Today across the world we are celebrating a new year: 2013. Other cultures have, and still do celebrate the change of year on different days, as we recently had brought into focus with the end of the Mayan long cycle, since the “Western” culture now dominates the world economically, the rest of the world at least acknowledges our calender, and joins us in celebration, even when they continue to celebrate their own.
Some “alternate” New Year’s you’ve probably heard of include the Chinese New Year, on the second new moon after the winter solstice (usually late January or early February), or the Hebrew Rosh Hashanah (generally in September) , and you may have noticed that the Islamic New Year slides “backwards” through the year by a week or so every year (this year at the beginning of November). The Hindu calendar starts the new year in the spring, although with many variations by region. Samhain (at the end of October) is the Celtic/Wiccan New Year. (I think some of this may depend upon whether you think of the day ending at sunset or beginning at dawn and how you count the night. Another factor may be local climate- is there a rainy season or winter that drives people inside? If the economy is based on agriculture, when do planting and harvest happen? The fiscal calendar starts in June for some reason. Most kids think of the beginning of the school year in September. The SCA years begin at the anniversary of the first event at May Day. There are “New Year’s” change-overs all year round.
I was amused to read that the Julian calendar only changed New Years to January in the month of the god Janus rather than at the Spring Equinox (their previous New Year) so that the consuls could have more travel time to get to their posts. Most people don’t realize that it was only in the mid 18th century that the western world started changing years in January rather than March 25th (Lady Day). I guess the point I’m making with all this variety is that it’s not particularly important when the new year is marked, it’s only a convenience, like the rest of the calendar, so we can keep track of when things happened or will happen.
And that IS important because we always seem to need to be reminded that we can start fresh. Dicken’s story A Christmas Carol probably owes much of its popularity to the reminder that it’s almost never to late to start fresh. Inertia is a powerful force, and often we are tempted to continue doing things as we have been doing them simply to justify our previous actions. Sometimes it feels as though if we change directions we are declaring in some way that we were going the wrong way before, or if we change activities, that what we were doing before was wrong. A moment of reflection can easily provide many examples of how this is clearly not always so. What is appropriate, even necessary, for children, is not what adults, or teens, or old people need. Medicine is good when you need it, and bad for you when you don’t. Life changes, and we need to keep track of the changes so that we know when it’s time to change to deal with current reality.
Do you remember back before computers automatically saved (wasn’t it frustrating to lose what you’d been working on)? Lots of businesses invest regular hours of employee time updating files, because they understand how important it is to work from current data (while individuals try to simply remember what’s going on as we go). But whether you up date systematically or sporadically, there is never too many opportunities to start over.
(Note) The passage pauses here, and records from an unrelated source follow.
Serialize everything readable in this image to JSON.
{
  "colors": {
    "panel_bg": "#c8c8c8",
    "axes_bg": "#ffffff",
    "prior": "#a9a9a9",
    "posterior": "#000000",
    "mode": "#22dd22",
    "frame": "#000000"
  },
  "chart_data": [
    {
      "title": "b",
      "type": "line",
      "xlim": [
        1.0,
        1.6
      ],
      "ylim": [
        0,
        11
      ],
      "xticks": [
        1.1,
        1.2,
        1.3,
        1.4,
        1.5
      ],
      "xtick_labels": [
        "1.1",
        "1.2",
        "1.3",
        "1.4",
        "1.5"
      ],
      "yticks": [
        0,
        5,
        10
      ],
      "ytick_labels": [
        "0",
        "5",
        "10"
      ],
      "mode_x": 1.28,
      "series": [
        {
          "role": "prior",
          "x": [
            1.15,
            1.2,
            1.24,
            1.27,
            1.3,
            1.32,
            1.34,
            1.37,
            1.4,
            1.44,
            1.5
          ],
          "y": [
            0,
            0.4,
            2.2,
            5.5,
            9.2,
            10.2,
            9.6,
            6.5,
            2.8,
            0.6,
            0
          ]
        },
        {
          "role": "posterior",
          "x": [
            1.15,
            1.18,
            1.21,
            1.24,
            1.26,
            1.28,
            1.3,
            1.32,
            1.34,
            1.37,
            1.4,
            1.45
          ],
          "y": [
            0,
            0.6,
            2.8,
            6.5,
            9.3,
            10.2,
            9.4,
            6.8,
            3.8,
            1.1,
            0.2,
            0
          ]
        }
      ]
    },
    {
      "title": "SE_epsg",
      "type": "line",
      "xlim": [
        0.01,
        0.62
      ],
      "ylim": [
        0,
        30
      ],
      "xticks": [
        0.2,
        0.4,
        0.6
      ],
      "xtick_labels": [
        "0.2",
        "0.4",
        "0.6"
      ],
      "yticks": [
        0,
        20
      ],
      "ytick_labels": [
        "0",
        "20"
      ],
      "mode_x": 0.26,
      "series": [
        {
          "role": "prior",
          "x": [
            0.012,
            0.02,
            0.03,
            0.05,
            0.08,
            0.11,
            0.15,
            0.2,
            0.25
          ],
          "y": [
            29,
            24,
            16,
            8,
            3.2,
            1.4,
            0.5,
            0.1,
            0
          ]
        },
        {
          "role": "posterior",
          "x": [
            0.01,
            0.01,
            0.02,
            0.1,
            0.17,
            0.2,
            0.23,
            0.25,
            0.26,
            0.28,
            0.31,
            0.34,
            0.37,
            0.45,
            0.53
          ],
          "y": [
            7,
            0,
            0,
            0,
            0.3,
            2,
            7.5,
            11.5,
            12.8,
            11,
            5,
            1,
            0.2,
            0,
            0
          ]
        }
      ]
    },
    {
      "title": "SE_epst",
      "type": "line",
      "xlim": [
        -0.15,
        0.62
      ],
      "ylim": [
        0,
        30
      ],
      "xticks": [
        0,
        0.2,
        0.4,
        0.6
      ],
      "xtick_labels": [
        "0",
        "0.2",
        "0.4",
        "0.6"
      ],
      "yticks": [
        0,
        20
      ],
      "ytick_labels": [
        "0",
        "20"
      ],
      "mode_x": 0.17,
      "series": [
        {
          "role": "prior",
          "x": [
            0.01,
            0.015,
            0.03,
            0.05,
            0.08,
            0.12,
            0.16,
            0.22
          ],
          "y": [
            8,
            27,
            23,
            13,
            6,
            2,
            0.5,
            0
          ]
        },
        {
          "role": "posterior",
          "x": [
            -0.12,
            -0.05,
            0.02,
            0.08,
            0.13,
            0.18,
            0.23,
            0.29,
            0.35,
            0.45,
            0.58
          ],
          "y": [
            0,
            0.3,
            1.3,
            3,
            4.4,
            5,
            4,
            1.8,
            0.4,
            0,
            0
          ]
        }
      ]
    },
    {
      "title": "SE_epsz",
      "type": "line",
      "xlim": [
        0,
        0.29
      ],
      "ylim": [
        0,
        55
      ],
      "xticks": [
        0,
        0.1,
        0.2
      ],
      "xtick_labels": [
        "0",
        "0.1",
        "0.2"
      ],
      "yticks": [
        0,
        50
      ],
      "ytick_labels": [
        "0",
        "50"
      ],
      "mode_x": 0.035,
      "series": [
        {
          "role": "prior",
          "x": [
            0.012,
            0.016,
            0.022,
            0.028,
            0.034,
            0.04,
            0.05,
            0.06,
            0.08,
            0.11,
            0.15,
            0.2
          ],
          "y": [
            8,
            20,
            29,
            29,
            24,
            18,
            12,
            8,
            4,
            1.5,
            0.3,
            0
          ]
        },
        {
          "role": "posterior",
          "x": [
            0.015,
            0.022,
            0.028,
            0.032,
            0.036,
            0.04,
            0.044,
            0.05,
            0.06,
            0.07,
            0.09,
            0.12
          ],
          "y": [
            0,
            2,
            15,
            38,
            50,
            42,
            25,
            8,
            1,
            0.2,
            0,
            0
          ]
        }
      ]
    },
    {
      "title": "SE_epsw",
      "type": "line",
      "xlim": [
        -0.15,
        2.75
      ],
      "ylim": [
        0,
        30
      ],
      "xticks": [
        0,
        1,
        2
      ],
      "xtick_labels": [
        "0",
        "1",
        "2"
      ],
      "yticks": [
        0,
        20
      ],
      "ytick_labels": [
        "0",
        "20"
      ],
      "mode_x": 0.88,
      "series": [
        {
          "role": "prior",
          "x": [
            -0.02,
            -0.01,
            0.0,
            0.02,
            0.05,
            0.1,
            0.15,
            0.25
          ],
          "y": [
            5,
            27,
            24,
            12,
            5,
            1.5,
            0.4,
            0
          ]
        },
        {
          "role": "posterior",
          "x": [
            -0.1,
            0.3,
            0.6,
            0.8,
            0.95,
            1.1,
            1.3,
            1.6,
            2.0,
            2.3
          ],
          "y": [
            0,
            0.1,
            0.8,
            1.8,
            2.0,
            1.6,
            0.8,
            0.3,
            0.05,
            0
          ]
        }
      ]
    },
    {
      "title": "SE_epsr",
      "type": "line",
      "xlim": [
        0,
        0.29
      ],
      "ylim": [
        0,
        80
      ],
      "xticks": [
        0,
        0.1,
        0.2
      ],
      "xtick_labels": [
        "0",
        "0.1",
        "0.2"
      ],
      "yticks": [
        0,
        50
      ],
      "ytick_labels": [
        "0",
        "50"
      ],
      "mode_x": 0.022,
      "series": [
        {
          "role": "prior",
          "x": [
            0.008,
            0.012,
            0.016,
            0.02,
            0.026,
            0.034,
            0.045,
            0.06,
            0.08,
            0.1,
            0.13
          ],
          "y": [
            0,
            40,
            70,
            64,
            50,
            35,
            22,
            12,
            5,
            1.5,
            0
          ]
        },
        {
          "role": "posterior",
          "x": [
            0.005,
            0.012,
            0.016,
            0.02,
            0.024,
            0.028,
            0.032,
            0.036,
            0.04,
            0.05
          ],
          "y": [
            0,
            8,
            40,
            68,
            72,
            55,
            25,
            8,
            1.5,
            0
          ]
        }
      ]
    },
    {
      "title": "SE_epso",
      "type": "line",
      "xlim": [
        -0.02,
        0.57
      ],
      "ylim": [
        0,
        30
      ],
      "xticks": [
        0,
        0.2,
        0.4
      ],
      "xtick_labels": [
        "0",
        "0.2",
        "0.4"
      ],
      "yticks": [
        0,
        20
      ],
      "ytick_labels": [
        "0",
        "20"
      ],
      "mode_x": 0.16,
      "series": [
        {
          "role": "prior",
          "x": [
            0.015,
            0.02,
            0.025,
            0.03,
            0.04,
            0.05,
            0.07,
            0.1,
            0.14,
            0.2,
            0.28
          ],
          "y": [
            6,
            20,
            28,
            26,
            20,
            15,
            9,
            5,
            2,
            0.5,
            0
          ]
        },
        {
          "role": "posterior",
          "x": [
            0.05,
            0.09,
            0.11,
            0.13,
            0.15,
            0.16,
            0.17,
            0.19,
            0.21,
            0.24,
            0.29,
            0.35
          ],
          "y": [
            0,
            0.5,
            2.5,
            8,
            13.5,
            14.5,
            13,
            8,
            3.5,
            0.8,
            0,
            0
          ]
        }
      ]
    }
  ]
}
This time of year we tend to look back over the past year, to remember how the world changed over the year, and how it changed us, to put an effort to remember what went on a year ago (because it’s easier to remember what happened in the last week or month), to get some perspective, and use that to plan the future. We make resolutions based on that perspective- this year I’m going to do it better. This year I’m going to finish projects, to tell people I love them, to remember I’m worthy of the same effort I extend to others, to stop and smell the roses, to ask for help when I need it, to pay attention to what I’m eating, listening to, thinking….
This is probably the best thing we can do- to stop and see where we are, and then intentionally choose where we’re going to go next. If we don’t it’s as if we were lost in a forest, not knowing where we are, or where we’re going. Let’s face it, even when we look back and see where we’ve come from, we still may not be sure where we are, but we have a better idea of what our past effort has accomplished.
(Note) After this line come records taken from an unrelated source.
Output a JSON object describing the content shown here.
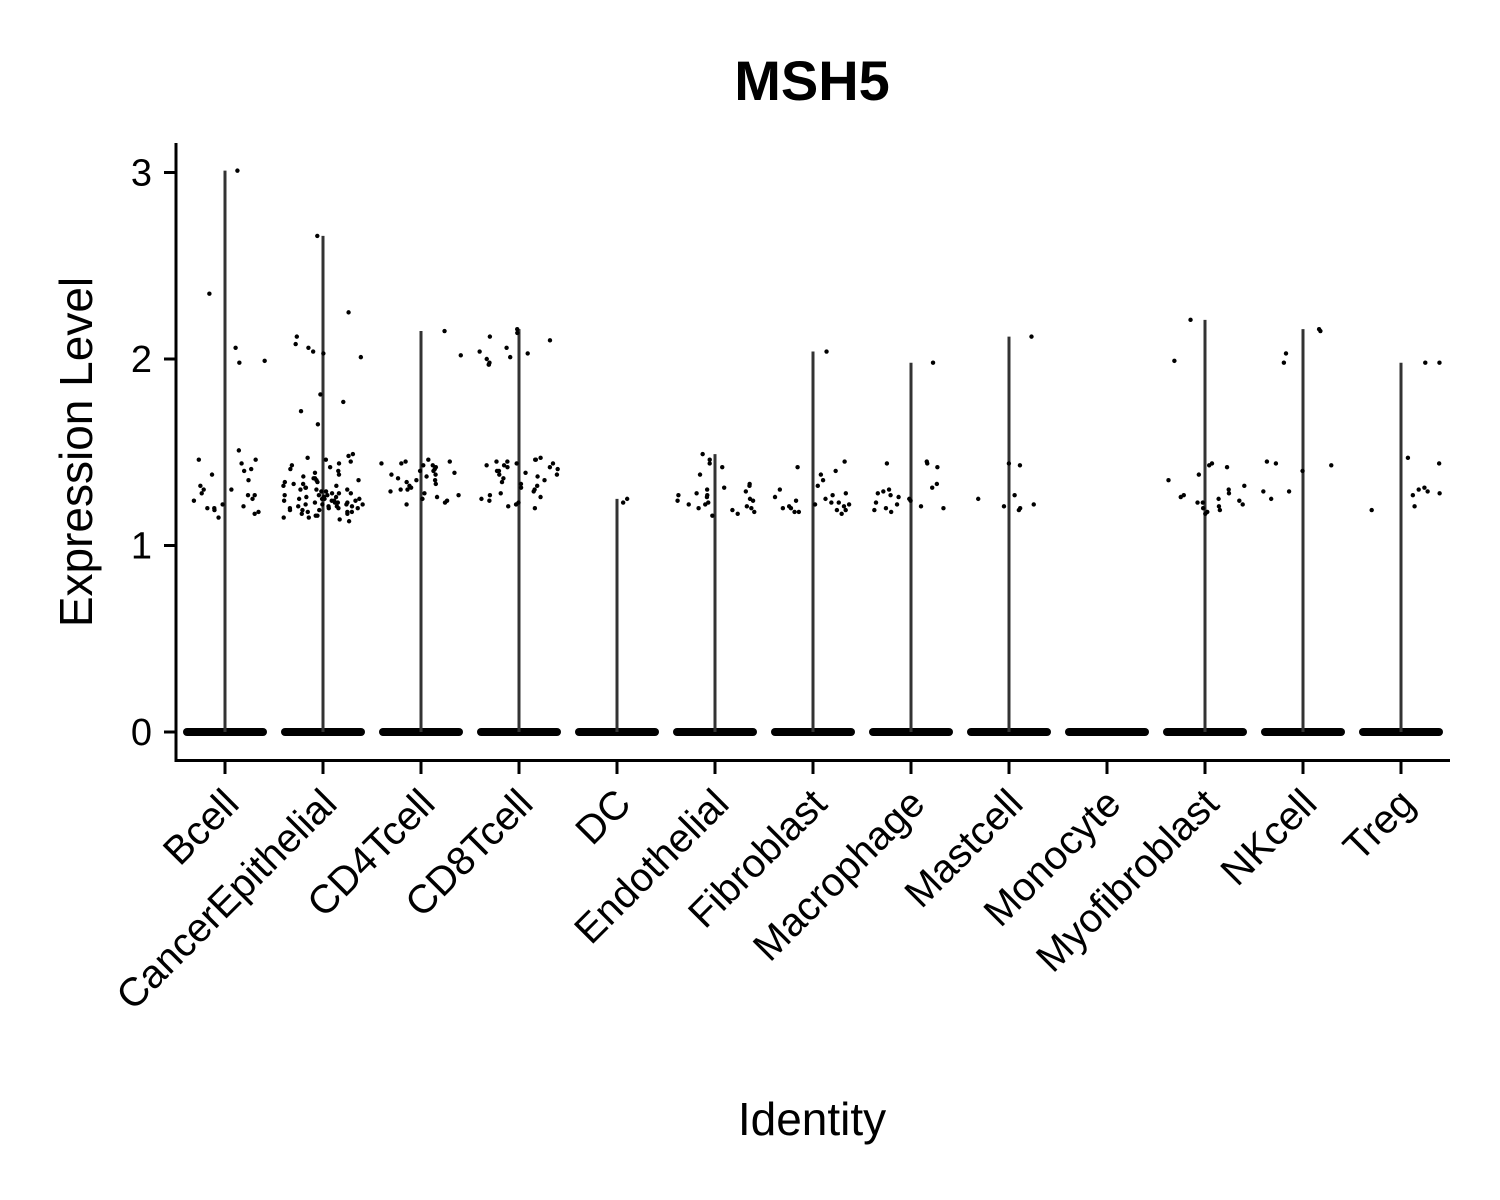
{
  "chart_data": {
    "type": "violin",
    "title": "MSH5",
    "xlabel": "Identity",
    "ylabel": "Expression Level",
    "ylim": [
      -0.15,
      3.15
    ],
    "yticks": [
      0,
      1,
      2,
      3
    ],
    "ytick_labels": [
      "0",
      "1",
      "2",
      "3"
    ],
    "categories": [
      "Bcell",
      "CancerEpithelial",
      "CD4Tcell",
      "CD8Tcell",
      "DC",
      "Endothelial",
      "Fibroblast",
      "Macrophage",
      "Mastcell",
      "Monocyte",
      "Myofibroblast",
      "NKcell",
      "Treg"
    ],
    "max_values": [
      3.01,
      2.66,
      2.15,
      2.16,
      1.25,
      1.49,
      2.04,
      1.98,
      2.12,
      0,
      2.21,
      2.16,
      1.98
    ],
    "series": [
      {
        "values": [
          [
            3.01,
            2.35,
            2.06,
            1.99,
            1.98,
            1.51,
            1.46,
            1.46,
            1.44,
            1.41,
            1.4,
            1.38,
            1.35,
            1.32,
            1.3,
            1.3,
            1.28,
            1.27,
            1.27,
            1.25,
            1.24,
            1.22,
            1.21,
            1.2,
            1.2,
            1.19,
            1.18,
            1.17,
            1.15
          ],
          [
            2.66,
            2.25,
            2.12,
            2.08,
            2.06,
            2.04,
            2.03,
            2.01,
            1.81,
            1.77,
            1.72,
            1.65,
            1.49,
            1.48,
            1.47,
            1.46,
            1.45,
            1.44,
            1.43,
            1.42,
            1.41,
            1.4,
            1.39,
            1.38,
            1.37,
            1.36,
            1.36,
            1.35,
            1.35,
            1.34,
            1.34,
            1.33,
            1.33,
            1.32,
            1.32,
            1.31,
            1.31,
            1.3,
            1.3,
            1.3,
            1.29,
            1.29,
            1.28,
            1.28,
            1.28,
            1.27,
            1.27,
            1.27,
            1.26,
            1.26,
            1.26,
            1.25,
            1.25,
            1.25,
            1.25,
            1.24,
            1.24,
            1.24,
            1.24,
            1.23,
            1.23,
            1.23,
            1.23,
            1.22,
            1.22,
            1.22,
            1.22,
            1.21,
            1.21,
            1.21,
            1.21,
            1.2,
            1.2,
            1.2,
            1.2,
            1.19,
            1.19,
            1.19,
            1.18,
            1.18,
            1.18,
            1.17,
            1.17,
            1.16,
            1.16,
            1.15,
            1.15,
            1.14,
            1.13
          ],
          [
            2.15,
            2.02,
            1.46,
            1.45,
            1.45,
            1.44,
            1.44,
            1.43,
            1.43,
            1.42,
            1.41,
            1.4,
            1.4,
            1.39,
            1.38,
            1.38,
            1.37,
            1.36,
            1.35,
            1.35,
            1.34,
            1.33,
            1.32,
            1.31,
            1.3,
            1.3,
            1.29,
            1.28,
            1.27,
            1.26,
            1.25,
            1.24,
            1.23,
            1.22
          ],
          [
            2.16,
            2.14,
            2.12,
            2.1,
            2.06,
            2.04,
            2.03,
            2.01,
            2.0,
            1.98,
            1.97,
            1.97,
            1.47,
            1.46,
            1.46,
            1.45,
            1.45,
            1.44,
            1.44,
            1.43,
            1.43,
            1.42,
            1.42,
            1.41,
            1.4,
            1.4,
            1.39,
            1.38,
            1.38,
            1.37,
            1.36,
            1.35,
            1.34,
            1.33,
            1.32,
            1.31,
            1.3,
            1.29,
            1.28,
            1.27,
            1.26,
            1.25,
            1.24,
            1.23,
            1.22,
            1.21,
            1.2
          ],
          [
            1.25,
            1.23
          ],
          [
            1.49,
            1.46,
            1.44,
            1.42,
            1.38,
            1.33,
            1.32,
            1.31,
            1.3,
            1.29,
            1.28,
            1.27,
            1.27,
            1.26,
            1.25,
            1.24,
            1.24,
            1.23,
            1.22,
            1.22,
            1.21,
            1.2,
            1.2,
            1.19,
            1.18,
            1.17,
            1.16
          ],
          [
            2.04,
            1.45,
            1.42,
            1.4,
            1.38,
            1.35,
            1.32,
            1.3,
            1.28,
            1.27,
            1.26,
            1.25,
            1.24,
            1.23,
            1.23,
            1.22,
            1.22,
            1.21,
            1.21,
            1.2,
            1.2,
            1.19,
            1.19,
            1.18,
            1.18,
            1.17
          ],
          [
            1.98,
            1.45,
            1.44,
            1.44,
            1.42,
            1.33,
            1.31,
            1.3,
            1.29,
            1.28,
            1.27,
            1.26,
            1.25,
            1.24,
            1.23,
            1.22,
            1.21,
            1.2,
            1.2,
            1.19,
            1.18
          ],
          [
            2.12,
            1.44,
            1.43,
            1.27,
            1.25,
            1.22,
            1.21,
            1.2,
            1.19
          ],
          [],
          [
            2.21,
            1.99,
            1.44,
            1.43,
            1.42,
            1.38,
            1.35,
            1.32,
            1.3,
            1.28,
            1.27,
            1.26,
            1.25,
            1.24,
            1.23,
            1.23,
            1.22,
            1.21,
            1.2,
            1.19,
            1.18,
            1.17
          ],
          [
            2.16,
            2.15,
            2.03,
            1.98,
            1.45,
            1.44,
            1.43,
            1.4,
            1.29,
            1.29,
            1.25
          ],
          [
            1.98,
            1.98,
            1.47,
            1.44,
            1.31,
            1.3,
            1.29,
            1.28,
            1.27,
            1.21,
            1.19
          ]
        ]
      }
    ],
    "zero_band": true,
    "point_color": "#000000",
    "line_color": "#333333",
    "grid": false,
    "legend": "none"
  }
}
The only thing I’d add to this is try to remember all the things that have gone into the past year, and all the things we’d like for the upcoming year. If what we pay attention to in the past is how much money we made, and the trips we took, and the awards we did or didn’t win, worse, if we dwell on what we didn’t win, and what we failed to do, this doesn’t help us create strategies to plan for 2013. If what we want is to feel loved, we need to figure out what’s made us feel loved. If we want to feel secure, we need to remember when we felt the most comfortable. If we want to spend time with our friends, we need to actually put those things into our schedule and not keep putting them off until work related projects have used up all the available time. Those things may not be great photo opportunities, an evening of cuddling may not have a tag you can hang on it like climbing a mountain, but it probably enhanced your life more than you give it credit.
If you need to- make word and image “handles” to be able to grasp those wonderful memories, and acknowledge their real value. It’s time to look backwards- and forwards, like Janus, and don’t just do it on January first, but every time you feel that it’s right. It’s your life, you decide what’s important, that’s the first step to making it happen.